Nancy Rubins, Study Model (Monochrome for Paris), 2012, handmade painted wood model boats, epoxy putty, and steel armature, 65 × 63 3/4 × 52 inches (165.1 × 161.9 × 132.1 cm) © Nancy Rubins
Nancy Rubins Bibliography (85 Kb)
Nancy Rubins transforms industrial, manufactured objects—such as mattresses, appliances, and boats—into the building blocks of her physically commanding monumental sculptures. Acting as an intermediary between the past and future states of her chosen materials, Rubins hones the formal, rather than the functional qualities of the discrete components that make up a single, cohesive sculpture. The recent Monochrome series, for example, features numerous and varied canoes and rowboats, arranged around a large steal armature, like so many leaves on the limb of a tree. Brimming with the entropic energies of a force of nature, her arrangements evoke a precarious equilibrium of objects in space, citing both the traditions of modernist American monumental sculpture as well as bricolage, which emphasize the aesthetic possibilities of quotidian objects.

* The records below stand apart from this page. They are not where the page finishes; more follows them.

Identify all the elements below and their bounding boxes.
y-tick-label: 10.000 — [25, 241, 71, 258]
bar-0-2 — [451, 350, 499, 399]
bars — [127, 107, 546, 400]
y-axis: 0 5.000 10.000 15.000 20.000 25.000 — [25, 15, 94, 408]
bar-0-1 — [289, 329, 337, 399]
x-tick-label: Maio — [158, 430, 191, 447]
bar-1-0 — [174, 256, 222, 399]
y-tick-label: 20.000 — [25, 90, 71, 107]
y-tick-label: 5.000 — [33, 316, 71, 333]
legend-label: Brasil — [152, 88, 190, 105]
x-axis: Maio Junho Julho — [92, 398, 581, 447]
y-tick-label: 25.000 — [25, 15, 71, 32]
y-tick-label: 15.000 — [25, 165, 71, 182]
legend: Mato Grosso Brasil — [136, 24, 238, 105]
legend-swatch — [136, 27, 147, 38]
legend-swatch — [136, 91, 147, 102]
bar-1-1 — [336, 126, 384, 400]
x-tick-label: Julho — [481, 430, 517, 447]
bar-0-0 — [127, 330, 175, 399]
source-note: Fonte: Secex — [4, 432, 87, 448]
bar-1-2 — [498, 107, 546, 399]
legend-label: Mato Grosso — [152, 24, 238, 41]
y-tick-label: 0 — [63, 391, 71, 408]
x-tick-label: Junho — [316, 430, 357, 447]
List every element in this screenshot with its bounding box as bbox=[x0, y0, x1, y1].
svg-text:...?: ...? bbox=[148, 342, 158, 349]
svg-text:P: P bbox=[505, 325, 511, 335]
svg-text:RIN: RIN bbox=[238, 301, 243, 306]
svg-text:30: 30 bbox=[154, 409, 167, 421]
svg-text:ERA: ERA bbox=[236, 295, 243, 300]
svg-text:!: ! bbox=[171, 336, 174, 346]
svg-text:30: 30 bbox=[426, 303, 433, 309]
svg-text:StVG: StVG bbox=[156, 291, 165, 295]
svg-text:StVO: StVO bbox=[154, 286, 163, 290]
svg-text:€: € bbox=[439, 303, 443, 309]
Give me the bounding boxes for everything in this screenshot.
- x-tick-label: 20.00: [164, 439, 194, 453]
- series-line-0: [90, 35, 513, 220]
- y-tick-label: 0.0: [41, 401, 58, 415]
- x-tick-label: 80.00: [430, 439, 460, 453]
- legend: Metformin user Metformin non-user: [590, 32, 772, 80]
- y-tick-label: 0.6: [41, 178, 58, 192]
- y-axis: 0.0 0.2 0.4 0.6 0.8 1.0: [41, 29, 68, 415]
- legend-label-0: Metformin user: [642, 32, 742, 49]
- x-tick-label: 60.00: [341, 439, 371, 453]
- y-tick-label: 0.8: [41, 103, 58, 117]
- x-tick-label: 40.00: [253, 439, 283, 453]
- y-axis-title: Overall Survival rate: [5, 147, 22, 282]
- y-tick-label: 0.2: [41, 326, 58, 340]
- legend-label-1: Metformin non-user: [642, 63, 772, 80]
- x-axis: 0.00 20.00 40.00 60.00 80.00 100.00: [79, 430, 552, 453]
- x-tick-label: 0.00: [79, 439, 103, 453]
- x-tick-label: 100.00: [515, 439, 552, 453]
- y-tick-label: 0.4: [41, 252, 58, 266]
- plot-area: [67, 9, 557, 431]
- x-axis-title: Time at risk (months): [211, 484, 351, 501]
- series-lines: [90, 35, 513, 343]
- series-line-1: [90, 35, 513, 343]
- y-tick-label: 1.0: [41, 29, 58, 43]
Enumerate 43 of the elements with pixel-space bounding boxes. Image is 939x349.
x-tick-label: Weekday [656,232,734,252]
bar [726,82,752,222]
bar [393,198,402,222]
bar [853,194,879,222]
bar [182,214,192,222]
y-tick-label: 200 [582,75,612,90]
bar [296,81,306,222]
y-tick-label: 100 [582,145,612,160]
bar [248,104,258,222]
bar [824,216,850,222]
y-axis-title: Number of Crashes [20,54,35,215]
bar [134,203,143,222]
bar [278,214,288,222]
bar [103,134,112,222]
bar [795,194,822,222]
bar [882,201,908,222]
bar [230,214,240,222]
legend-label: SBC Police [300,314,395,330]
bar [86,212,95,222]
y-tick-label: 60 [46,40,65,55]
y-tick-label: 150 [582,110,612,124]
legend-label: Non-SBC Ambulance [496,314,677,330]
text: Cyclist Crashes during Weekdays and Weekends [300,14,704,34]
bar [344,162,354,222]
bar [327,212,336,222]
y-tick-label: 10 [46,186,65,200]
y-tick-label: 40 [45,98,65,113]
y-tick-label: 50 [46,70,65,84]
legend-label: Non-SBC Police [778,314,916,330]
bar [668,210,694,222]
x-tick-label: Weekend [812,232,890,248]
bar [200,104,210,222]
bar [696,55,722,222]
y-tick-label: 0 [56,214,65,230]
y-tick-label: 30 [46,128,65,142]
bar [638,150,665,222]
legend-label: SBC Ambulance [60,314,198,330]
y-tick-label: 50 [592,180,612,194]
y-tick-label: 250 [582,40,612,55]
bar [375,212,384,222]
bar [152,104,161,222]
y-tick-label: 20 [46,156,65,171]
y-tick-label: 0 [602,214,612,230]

Nancy Rubins was born in 1952 in Naples, Texas. She received her B.F.A. in 1974 from The Maryland Institute, College of Art, Baltimore, and her M.F.A. in 1976 from the University of California, Davis, California. Recent solo exhibitions include “Airplane Parts and Building, A Large Growth for San Diego,” Museum of Contemporary Art, San Diego (1994); “Projects 49: Nancy Rubins,” Museum of Modern Art, New York (1995); Aspen Art Museum, Colorado (1997); Miami Art Museum, Florida (1999); Fonds regional d’art contemporain de Bourgogne, France (2005); “MOMA and Airplane Parts,” Sculpture Center, New York (2006); “Big Pleasure Point,” Lincoln Center, New York (2006); “Drawing, Sculpture, Studies,” Weatherspoon Art Museum, University of North Carolina, Greensboro (2014); and “Nancy Rubins, Table and Airplane Parts,” Gare de Leuglay, France (2015–17). Her work is part of numerous public collections, including the Museum of Modern Art, New York; Whitney Museum of American Art, New York; Museum of Contemporary Art, Los Angeles; Museum of Contemporary Art, San Diego; and FRAC Bourgogne, France. Rubins’s large–scale outdoor sculptures are on permanent display at leading institutions throughout the world, including the Museum of Contemporary Art, Los Angeles; Albright–Knox Art Gallery, Buffalo; and Université Paris Diderot, France. Rubins had the honor of receiving the Distinguished Women in Arts Award in 2013 by the Museum of Contemporary Art, Los Angeles.
Rubins currently lives and works in Topanga Canyon, California.